What you see is a president deeply hostile to the regime in Iran, who has given senior positions to ex-military figures who share and outdo him in that hostility, and who heard from King Salman and others in Riyadh how widely feared Iran is, and how central to this region’s problems and to threats beyond this region.

What you see is a president who, on this trip, was keenly aware of Evangelical support for Israel, and who wanted to ensure that his visit would play well back home for the Republican party.

What you see is a president who has now spent considerable time with Palestinian Authority President Mahmoud Abbas, who has doubtless been presented for the first time with passionate advocacy for the Palestinian cause, and who chose only to implicitly confront Abbas in public with the imperative to stop inciting terrorism and funding terrorists and their families, but who knows that the Republican Party is itching to financially punish the Palestinian Authority if the issue is not resolved.

What you see is a president who may get sicker of the whole Israeli-Palestinian quagmire the deeper he gets drawn into it. Who may banish Abbas from his White House like George W. Bush banished Yasser Arafat. Or not. Who may become impatient when Benjamin Netanyahu tells him that, no, sorry Donald, there are concessions we simply cannot and will not make. Or not.

What you see is a president who really, truly, doesn’t care if there’s a one-state or a two-state solution because, at least until this trip, he had little sense of the significance of either, and may not have even now.

What you see is a president who wants to proclaim that he brokered the impossible deal. But who, embattled at home, will be constrained and preoccupied. And who plainly has no instant solution, because nobody does. (We need the long-haul approach, as I stressed in this piece on the eve of his visit.)

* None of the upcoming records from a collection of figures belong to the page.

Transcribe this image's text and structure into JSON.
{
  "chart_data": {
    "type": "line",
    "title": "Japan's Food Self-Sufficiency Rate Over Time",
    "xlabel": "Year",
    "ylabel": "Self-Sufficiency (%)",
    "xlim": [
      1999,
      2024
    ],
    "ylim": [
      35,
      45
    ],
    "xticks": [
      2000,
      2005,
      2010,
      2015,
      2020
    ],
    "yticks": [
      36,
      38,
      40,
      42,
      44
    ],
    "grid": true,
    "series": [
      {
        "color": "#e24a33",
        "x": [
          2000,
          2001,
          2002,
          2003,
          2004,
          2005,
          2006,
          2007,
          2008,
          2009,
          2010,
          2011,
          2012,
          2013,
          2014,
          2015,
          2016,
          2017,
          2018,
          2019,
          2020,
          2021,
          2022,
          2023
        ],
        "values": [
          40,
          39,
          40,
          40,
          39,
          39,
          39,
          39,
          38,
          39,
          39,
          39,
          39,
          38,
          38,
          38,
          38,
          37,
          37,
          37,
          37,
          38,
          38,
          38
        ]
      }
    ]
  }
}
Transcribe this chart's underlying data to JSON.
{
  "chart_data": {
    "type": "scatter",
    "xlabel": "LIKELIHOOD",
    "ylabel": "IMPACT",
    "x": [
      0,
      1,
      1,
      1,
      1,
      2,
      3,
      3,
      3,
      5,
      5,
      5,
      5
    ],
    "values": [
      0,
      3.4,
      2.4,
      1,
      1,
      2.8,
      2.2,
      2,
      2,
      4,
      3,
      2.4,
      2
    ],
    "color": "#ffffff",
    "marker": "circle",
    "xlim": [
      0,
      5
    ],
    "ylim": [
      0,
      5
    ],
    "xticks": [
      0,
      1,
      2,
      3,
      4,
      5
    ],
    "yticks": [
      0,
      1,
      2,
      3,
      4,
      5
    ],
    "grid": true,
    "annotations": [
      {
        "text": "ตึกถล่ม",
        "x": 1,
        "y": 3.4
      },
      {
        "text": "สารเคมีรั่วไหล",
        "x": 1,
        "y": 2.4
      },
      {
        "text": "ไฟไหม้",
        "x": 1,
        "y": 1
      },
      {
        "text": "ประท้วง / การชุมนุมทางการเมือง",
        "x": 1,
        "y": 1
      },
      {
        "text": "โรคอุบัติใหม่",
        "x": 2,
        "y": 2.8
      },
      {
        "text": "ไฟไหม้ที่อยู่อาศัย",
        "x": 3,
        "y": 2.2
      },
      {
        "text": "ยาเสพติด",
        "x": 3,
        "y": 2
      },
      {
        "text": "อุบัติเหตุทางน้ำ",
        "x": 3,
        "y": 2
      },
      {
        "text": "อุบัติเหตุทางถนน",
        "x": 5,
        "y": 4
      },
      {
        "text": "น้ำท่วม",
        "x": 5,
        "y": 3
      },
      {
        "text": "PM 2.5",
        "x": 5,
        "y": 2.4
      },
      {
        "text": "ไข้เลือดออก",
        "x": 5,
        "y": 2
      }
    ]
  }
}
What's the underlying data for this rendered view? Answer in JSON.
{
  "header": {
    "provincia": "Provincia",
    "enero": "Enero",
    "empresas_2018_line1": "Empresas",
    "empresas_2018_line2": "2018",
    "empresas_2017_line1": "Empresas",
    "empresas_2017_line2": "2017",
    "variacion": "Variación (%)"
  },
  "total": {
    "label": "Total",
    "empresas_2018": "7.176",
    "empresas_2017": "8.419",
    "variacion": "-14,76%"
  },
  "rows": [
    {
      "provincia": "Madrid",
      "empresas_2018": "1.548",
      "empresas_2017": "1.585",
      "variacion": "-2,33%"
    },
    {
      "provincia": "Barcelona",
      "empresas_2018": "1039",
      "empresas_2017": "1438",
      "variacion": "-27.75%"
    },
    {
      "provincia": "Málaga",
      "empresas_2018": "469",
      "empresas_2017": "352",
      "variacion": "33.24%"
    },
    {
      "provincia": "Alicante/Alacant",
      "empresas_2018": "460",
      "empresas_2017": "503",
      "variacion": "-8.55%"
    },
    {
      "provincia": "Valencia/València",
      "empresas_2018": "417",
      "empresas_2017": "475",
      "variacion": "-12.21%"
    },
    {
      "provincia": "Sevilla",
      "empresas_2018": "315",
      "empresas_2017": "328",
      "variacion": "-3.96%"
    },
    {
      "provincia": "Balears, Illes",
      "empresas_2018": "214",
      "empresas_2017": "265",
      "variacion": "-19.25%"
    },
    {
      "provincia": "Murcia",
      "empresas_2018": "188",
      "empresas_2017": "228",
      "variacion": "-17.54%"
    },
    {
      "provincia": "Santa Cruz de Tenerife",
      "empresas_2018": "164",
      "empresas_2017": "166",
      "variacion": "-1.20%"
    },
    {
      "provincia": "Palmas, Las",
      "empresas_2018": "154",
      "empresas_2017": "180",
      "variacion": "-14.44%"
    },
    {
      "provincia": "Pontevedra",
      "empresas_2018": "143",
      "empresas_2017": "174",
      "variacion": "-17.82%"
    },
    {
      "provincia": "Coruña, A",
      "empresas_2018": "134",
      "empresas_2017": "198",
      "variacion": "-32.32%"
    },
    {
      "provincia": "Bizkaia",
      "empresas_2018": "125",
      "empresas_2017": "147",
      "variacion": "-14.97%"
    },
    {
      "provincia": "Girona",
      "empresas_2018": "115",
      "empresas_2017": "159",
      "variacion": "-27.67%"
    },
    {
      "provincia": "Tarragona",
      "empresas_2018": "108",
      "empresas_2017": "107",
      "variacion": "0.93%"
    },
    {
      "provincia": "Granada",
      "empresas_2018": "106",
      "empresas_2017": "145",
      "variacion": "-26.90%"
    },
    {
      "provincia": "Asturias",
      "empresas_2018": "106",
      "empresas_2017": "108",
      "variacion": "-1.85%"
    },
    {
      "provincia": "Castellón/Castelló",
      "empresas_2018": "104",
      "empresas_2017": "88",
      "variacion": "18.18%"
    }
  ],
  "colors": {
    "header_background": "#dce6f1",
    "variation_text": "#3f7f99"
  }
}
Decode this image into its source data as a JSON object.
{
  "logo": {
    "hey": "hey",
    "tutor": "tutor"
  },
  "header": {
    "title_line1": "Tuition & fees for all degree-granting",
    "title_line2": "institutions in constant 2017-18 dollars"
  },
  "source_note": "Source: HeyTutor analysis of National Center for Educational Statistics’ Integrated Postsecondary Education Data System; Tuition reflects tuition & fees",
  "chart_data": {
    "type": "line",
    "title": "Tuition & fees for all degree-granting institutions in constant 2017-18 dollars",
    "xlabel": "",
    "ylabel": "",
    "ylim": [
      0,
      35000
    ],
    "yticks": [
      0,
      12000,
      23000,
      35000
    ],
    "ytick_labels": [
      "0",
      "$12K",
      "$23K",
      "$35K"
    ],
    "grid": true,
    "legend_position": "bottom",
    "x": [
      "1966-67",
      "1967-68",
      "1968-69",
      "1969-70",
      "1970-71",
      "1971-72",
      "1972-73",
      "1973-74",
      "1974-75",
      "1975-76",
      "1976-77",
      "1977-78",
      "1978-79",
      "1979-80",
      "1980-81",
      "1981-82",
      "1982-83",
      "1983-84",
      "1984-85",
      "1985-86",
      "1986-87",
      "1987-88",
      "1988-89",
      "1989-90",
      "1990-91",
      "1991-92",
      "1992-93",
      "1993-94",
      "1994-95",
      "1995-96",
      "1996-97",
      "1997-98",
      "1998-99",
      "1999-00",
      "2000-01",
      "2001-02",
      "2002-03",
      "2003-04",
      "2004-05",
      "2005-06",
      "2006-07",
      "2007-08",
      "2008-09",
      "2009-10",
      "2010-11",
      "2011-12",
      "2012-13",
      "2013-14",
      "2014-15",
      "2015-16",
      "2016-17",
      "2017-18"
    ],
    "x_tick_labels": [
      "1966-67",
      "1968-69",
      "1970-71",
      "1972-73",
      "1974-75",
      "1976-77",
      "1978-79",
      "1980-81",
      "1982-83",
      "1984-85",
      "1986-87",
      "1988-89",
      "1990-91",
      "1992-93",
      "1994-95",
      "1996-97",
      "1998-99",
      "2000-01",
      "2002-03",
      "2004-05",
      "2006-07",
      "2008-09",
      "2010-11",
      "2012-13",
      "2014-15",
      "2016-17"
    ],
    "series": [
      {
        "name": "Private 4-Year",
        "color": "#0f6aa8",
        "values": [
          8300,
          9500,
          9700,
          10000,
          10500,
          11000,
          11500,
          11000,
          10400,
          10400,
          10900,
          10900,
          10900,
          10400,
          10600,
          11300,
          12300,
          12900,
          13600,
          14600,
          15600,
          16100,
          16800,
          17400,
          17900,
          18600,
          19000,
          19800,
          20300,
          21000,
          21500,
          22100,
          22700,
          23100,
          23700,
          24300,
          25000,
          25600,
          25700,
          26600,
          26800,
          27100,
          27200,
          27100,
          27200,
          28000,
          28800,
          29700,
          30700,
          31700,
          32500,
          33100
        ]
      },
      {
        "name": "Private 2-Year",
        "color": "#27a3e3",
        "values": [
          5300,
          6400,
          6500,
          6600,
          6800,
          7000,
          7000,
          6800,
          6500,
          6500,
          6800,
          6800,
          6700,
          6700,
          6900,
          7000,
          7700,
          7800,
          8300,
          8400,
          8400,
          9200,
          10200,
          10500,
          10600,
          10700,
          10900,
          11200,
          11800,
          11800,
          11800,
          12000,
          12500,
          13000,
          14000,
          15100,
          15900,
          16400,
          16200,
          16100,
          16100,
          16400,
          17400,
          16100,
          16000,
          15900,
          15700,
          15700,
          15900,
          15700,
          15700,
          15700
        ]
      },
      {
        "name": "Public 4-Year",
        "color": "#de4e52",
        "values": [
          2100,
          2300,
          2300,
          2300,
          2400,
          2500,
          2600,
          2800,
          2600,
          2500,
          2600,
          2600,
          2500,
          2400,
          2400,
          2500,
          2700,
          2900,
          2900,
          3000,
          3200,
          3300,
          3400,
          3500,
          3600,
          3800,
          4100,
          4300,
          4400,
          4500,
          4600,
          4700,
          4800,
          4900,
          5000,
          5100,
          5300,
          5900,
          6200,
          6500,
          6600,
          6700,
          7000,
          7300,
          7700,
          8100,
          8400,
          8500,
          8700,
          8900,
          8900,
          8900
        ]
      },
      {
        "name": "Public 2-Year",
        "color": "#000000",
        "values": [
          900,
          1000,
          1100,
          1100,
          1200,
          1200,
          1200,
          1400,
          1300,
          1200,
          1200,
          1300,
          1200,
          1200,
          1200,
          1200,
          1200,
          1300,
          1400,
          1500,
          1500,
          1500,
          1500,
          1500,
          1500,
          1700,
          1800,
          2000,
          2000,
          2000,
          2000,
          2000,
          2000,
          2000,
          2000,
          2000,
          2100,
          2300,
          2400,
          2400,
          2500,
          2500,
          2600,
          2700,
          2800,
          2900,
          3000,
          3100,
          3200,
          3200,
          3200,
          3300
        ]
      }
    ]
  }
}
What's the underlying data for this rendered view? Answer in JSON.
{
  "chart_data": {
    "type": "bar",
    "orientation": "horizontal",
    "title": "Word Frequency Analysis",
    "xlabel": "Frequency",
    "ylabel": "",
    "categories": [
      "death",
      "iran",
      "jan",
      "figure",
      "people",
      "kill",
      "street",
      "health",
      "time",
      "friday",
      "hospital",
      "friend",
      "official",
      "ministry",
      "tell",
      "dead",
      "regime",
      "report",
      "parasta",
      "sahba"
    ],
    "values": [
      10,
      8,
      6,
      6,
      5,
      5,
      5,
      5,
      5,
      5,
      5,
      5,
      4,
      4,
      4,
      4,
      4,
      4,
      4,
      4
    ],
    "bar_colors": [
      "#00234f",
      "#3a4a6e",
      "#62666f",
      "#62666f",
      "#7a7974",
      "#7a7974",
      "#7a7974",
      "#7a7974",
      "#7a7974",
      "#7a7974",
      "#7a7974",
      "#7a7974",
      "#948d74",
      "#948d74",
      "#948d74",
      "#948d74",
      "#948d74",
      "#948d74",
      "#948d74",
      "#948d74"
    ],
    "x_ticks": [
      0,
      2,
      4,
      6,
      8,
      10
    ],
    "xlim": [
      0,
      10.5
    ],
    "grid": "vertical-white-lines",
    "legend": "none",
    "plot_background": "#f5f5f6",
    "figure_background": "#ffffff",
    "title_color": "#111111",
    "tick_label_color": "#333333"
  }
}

What you see is a president, thus far, who is doggedly attached to the charmingly optimistic, thoroughly well-intentioned and dangerously false notion he set out when hosting Abbas at the White House early this month, that solving the Israeli-Palestinian conflict “is something that I think is, frankly, maybe not as difficult as people have thought over the years.”

In his Israel Museum speech, the last event of his whirlwind Middle East trip, he insisted, in a departure from his prepared text, that Abbas and the Palestinians are “ready to reach for peace.” Speaking slowly, as though addressing small children, he continued, “I know you’ve heard it before. I am telling you. That’s what I do. They are ready to reach for peace.” And, he went on, still extemporizing, after his meeting with “my very good friend, Benjamin, I can tell you also, that he is reaching for peace. He wants peace.”

To which one can only say two things:

One: Would that it were all so simple.

Two: Nobody, but nobody, knows quite what will happen when — or if — President Trump allows himself to recognize that it is not.